Further to the Right, there has emerged a theory that Citizen Vigilante is “Jewish.” The nutty Candace Owens, in her recent appearance on Shawn Ryan’s show, linked Armie Hammer to a bizarre Jewish-Bolshevik plot: Armie’s great-grandfather was Armand Hammer; Owens says this means “arm and hammer,” i.e., the hammer and sickle, and is not a coincidence. The content of her theory doesn’t matter; what does is that she’s tapping into a widespread feeling that people need to defend their group interests against an “adversary,” however real or imagined.
Justice for ‘Citizen Vigilante’?
In actuality, that adversary is not the individuals who hail from different lands, but the overarching system that has bred this chaos in the first place. In a US context, the mass importation of illegal immigrants who work below minimum wage and compete with Americans for jobs is not solely bad policy — it’s also indicative of capitalism’s cynical tendency to extract profit at any social cost. The H1-Bs whose hiring by corporations, in effect, amounts to an American Kafala, are not just here by mistake; it’s because the state actually doesn’t represent its people over a stream of easy-to-control labor. Without limitations, job protections, and proper protocols for assimilation, both migrant and native become strangers; sometimes, violent strangers.

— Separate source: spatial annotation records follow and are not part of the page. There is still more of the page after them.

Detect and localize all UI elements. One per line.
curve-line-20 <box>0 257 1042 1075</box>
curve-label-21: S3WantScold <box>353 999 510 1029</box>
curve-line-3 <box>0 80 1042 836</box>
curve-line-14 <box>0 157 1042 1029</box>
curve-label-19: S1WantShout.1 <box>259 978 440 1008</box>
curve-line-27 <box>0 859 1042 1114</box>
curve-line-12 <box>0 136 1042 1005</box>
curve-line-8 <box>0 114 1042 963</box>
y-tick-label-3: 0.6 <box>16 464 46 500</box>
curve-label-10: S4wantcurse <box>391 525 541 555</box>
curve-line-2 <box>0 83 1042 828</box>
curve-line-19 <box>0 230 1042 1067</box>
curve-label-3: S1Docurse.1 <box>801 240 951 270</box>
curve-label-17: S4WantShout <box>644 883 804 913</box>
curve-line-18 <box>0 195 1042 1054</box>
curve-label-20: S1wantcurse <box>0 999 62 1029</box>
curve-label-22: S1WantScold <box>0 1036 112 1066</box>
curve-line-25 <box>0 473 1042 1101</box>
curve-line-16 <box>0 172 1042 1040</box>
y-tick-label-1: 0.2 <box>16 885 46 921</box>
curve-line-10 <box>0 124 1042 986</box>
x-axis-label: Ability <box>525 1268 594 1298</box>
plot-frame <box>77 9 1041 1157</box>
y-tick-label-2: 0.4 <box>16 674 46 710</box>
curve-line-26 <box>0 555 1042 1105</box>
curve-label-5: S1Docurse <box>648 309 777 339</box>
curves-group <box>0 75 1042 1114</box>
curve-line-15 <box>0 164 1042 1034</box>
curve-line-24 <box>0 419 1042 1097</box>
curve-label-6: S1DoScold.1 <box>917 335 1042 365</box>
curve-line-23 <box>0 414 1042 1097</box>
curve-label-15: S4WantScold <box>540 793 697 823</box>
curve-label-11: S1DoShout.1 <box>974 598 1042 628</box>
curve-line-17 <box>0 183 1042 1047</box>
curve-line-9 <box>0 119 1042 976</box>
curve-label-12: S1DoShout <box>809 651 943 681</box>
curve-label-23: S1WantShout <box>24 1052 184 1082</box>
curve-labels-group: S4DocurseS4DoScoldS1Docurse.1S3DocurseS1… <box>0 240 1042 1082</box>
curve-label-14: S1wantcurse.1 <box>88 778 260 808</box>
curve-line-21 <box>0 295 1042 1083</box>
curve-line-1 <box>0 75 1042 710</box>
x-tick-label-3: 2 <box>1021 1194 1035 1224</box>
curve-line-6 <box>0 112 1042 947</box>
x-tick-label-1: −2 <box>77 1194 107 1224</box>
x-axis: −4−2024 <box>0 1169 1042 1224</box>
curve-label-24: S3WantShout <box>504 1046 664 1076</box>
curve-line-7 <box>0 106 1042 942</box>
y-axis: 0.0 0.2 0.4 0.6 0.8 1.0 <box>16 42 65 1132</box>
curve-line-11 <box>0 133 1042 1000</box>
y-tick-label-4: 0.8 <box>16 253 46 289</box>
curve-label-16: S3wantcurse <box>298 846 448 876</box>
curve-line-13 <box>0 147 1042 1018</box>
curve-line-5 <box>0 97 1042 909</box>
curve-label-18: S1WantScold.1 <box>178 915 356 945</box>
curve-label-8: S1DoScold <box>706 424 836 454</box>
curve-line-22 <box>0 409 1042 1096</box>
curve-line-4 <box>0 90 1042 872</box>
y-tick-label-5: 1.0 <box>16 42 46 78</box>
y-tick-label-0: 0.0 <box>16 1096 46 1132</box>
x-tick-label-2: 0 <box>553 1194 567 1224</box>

At one point last week, Citizen Vigilante was trending number one on Amazon Prime. Although it has a Rotten Tomatoes critic score of 6%, the production has a shockingly high audience approval rating of 93%: a sign that Right-wing slop may indeed sell. Meanwhile, Boll’s native Germany has essentially banned the movie. And Musk, who may well have a role in the creation or distribution of the film, has promised that “Citizen Vigilante 2 will be even better.” Still more, an anonymous source told Puck that Hammer was “in tears” when he first saw Boll’s final cut: “Fuck. This is hateful, disgusting,” he supposedly said. If the measure of a good film were buzz-to-cost ratio, Citizen Vigilante would be among the best ever.a
The reality is that it is wrong to have a strong opinion one way or another on Citizen Vigilante. Really liking it probably means you buy the argument that Muslims are culturally and religiously obligated to kill you; or that Muslims, as individuals, inherently foster places filled with rape, filth, and danger — and a visit to Istanbul or Doha or any number of Muslim-majority cities would easily shatter that view. Really despising the movie, by contrast, probably means you neglect to see the issue at hand. The insanity might end if we were able to not talk past each other about it, which shows no indication of happening. There are legitimate Left reasons to be disappointed with mass migration society, as are my own, without any need to concede to (segments of) the Right’s race-religion absolutism.a
Until then, we will just have to deal with the annoyances of unbalanced job competition, large groups of people not being invested in the national project, the isolation of migrants and non-migrants alike — and the annoyance of Uber drivers named Mohammed smirking at the fact that they don’t know where to take you. Everyone loses.